Le stress et les facteurs de risque cardiovasculaire
Selon plusieurs spécialistes, les conditions de vie particulièrement difficiles auxquelles est confrontée une partie de la population haïtienne pourraient contribuer à aggraver certains facteurs de risque cardiovasculaire.
Le stress chronique, l’insécurité, les difficultés économiques et les conditions de vie précaires peuvent s’ajouter à des facteurs médicaux bien établis, tels que l’hypertension artérielle, le diabète, le tabagisme, la sédentarité et une alimentation déséquilibrée.
« L’hypertension artérielle non contrôlée demeure l’un des principaux facteurs de risque d’AVC », explique un jeune médecin exerçant actuellement en Haïti, qui souligne également l’importance du suivi médical et du contrôle des maladies chroniques.
Deux principales formes d’AVC
Il existe principalement deux types d’accidents vasculaires cérébraux.
L’AVC ischémique, le plus fréquent, survient lorsqu’un caillot ou une obstruction empêche le sang de circuler normalement vers une partie du cerveau. L’AVC hémorragique, quant à lui, se produit lorsqu’un vaisseau sanguin se rompt et provoque un saignement dans ou autour du cerveau.
Dans les deux cas, la rapidité de la prise en charge est déterminante. Plus le traitement intervient rapidement, plus il est possible de limiter les lésions cérébrales et les séquelles.
Reconnaître les signes et agir rapidement
Les spécialistes recommandent à la population de connaître les principaux signes d’alerte d’un AVC. La méthode BE FAST permet notamment de retenir plusieurs symptômes : perte soudaine de l’équilibre, troubles de la vision, affaissement d’un côté du visage, faiblesse ou engourdissement d’un bras ou d’une jambe et difficultés soudaines à parler.
À l’apparition de tels symptômes, chaque minute compte. Le patient doit être transporté le plus rapidement possible vers un établissement capable d’assurer une prise en charge adaptée.
Un système de soins confronté à d’importantes contraintes
En Haïti, cette prise en charge demeure particulièrement difficile en raison des limites du système de santé.
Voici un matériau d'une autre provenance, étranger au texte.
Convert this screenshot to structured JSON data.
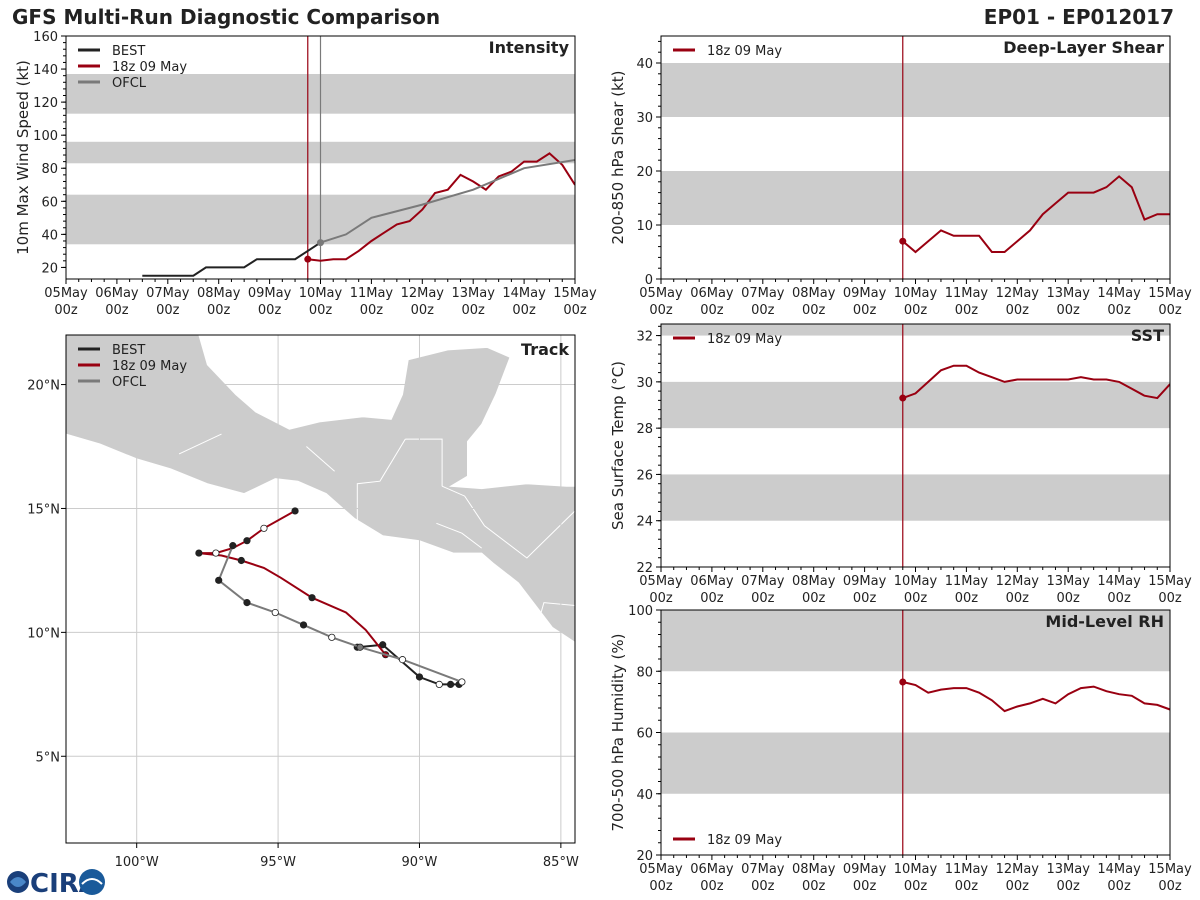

L’accès aux examens d’imagerie, notamment au scanner et à l’IRM, peut être insuffisant dans plusieurs régions. Le manque de structures spécialisées et de professionnels formés à la prise en charge neurologique constitue également un défi.
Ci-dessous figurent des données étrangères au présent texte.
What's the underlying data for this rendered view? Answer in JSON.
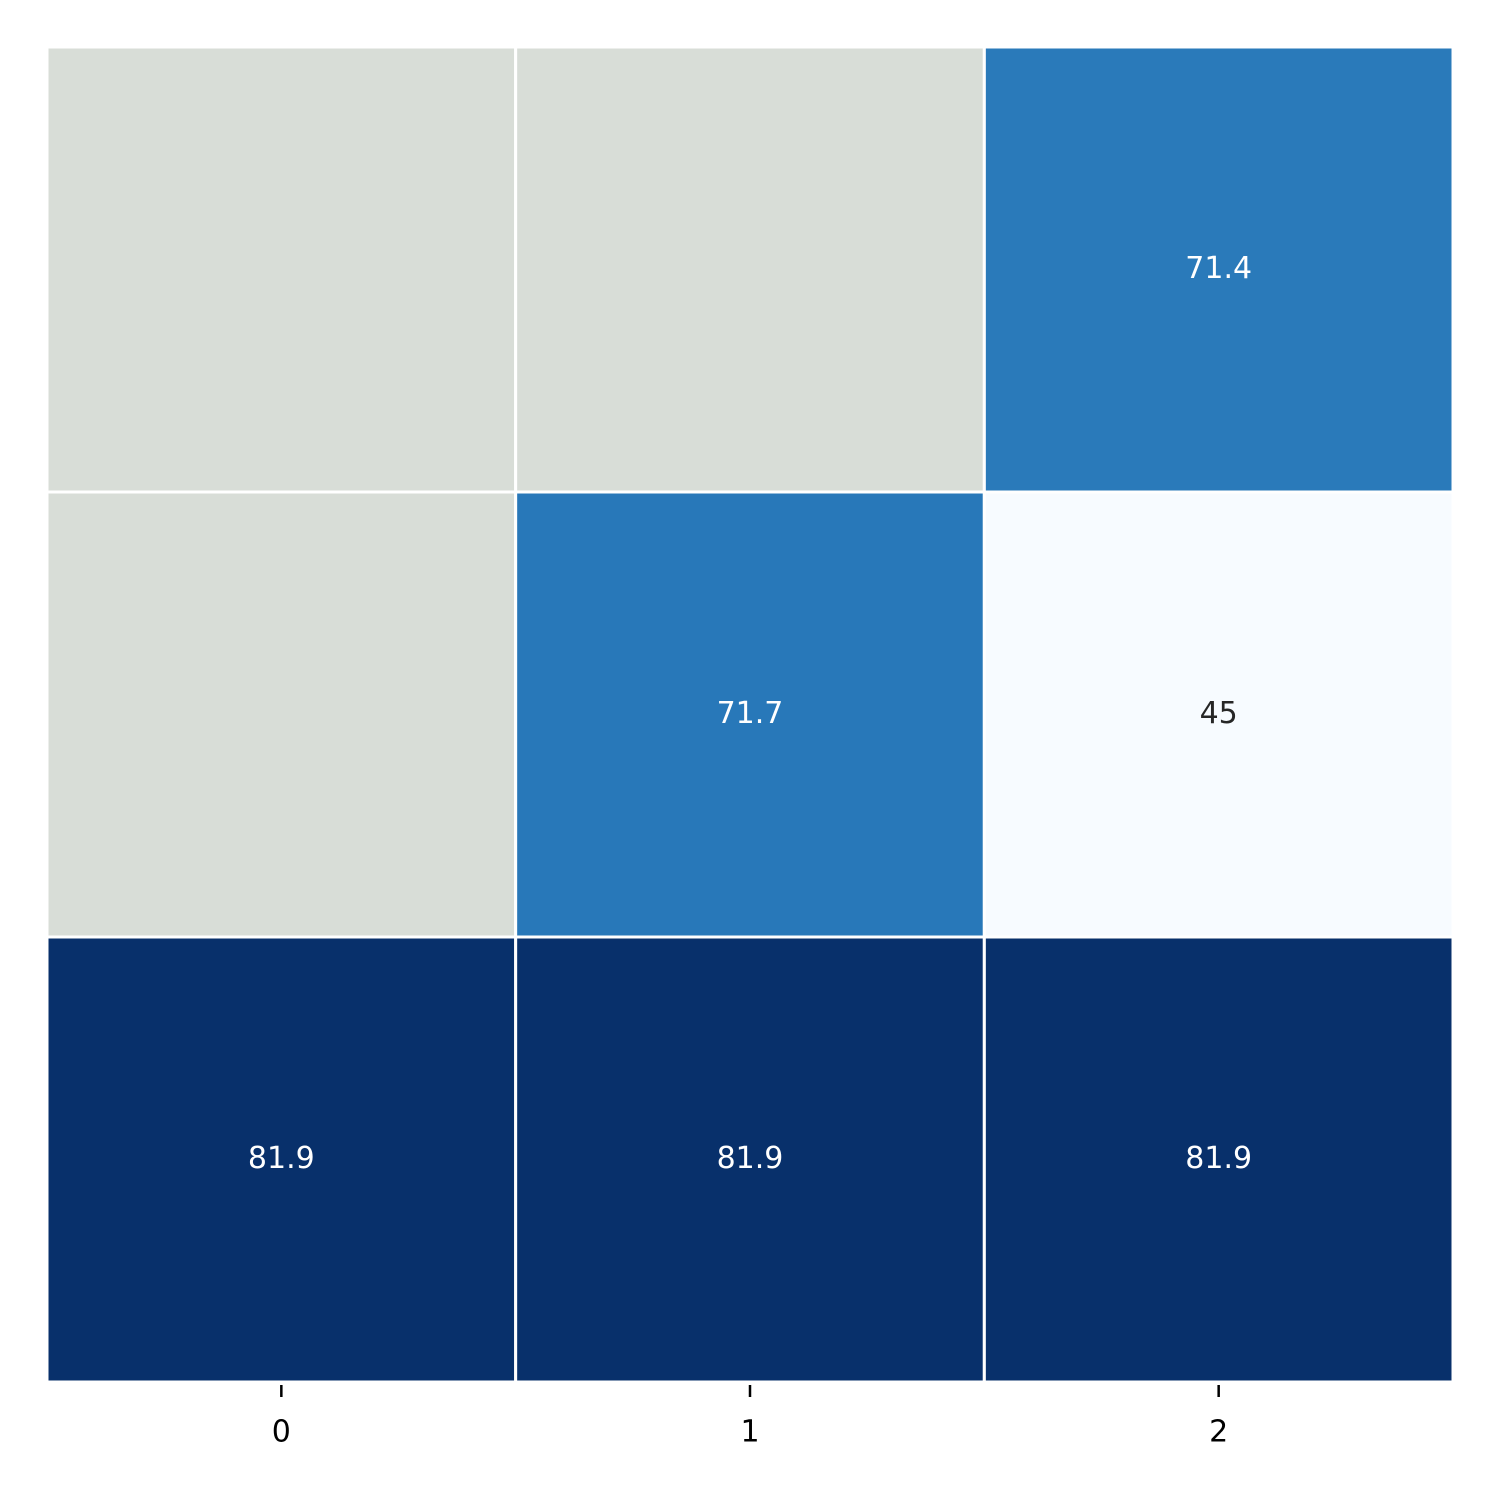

À ces contraintes médicales s’ajoutent les difficultés d’accès aux établissements de santé. Dans certaines régions, les patients peuvent mettre plusieurs heures avant d’atteindre un centre hospitalier en mesure de les prendre en charge.
Or, dans le cas d’un AVC, ce retard peut avoir des conséquences importantes sur le pronostic du patient.
La prévention au cœur des recommandations
Face à ces difficultés, les spécialistes insistent sur la prévention, notamment par le contrôle régulier de la tension artérielle, la prise en charge du diabète, l’adoption d’une alimentation équilibrée, la pratique régulière d’une activité physique et la réduction, autant que possible, des facteurs de risque cardiovasculaire.
Ils appellent également à une meilleure sensibilisation de la population aux signes d’alerte de l’AVC afin que les patients puissent consulter sans délai.
En Haïti, où les contraintes d’accès aux soins compliquent déjà la prise en charge des urgences médicales, une meilleure connaissance des symptômes et une intervention plus rapide pourraient contribuer à réduire les risques de décès et de séquelles liés aux accidents vasculaires cérébraux.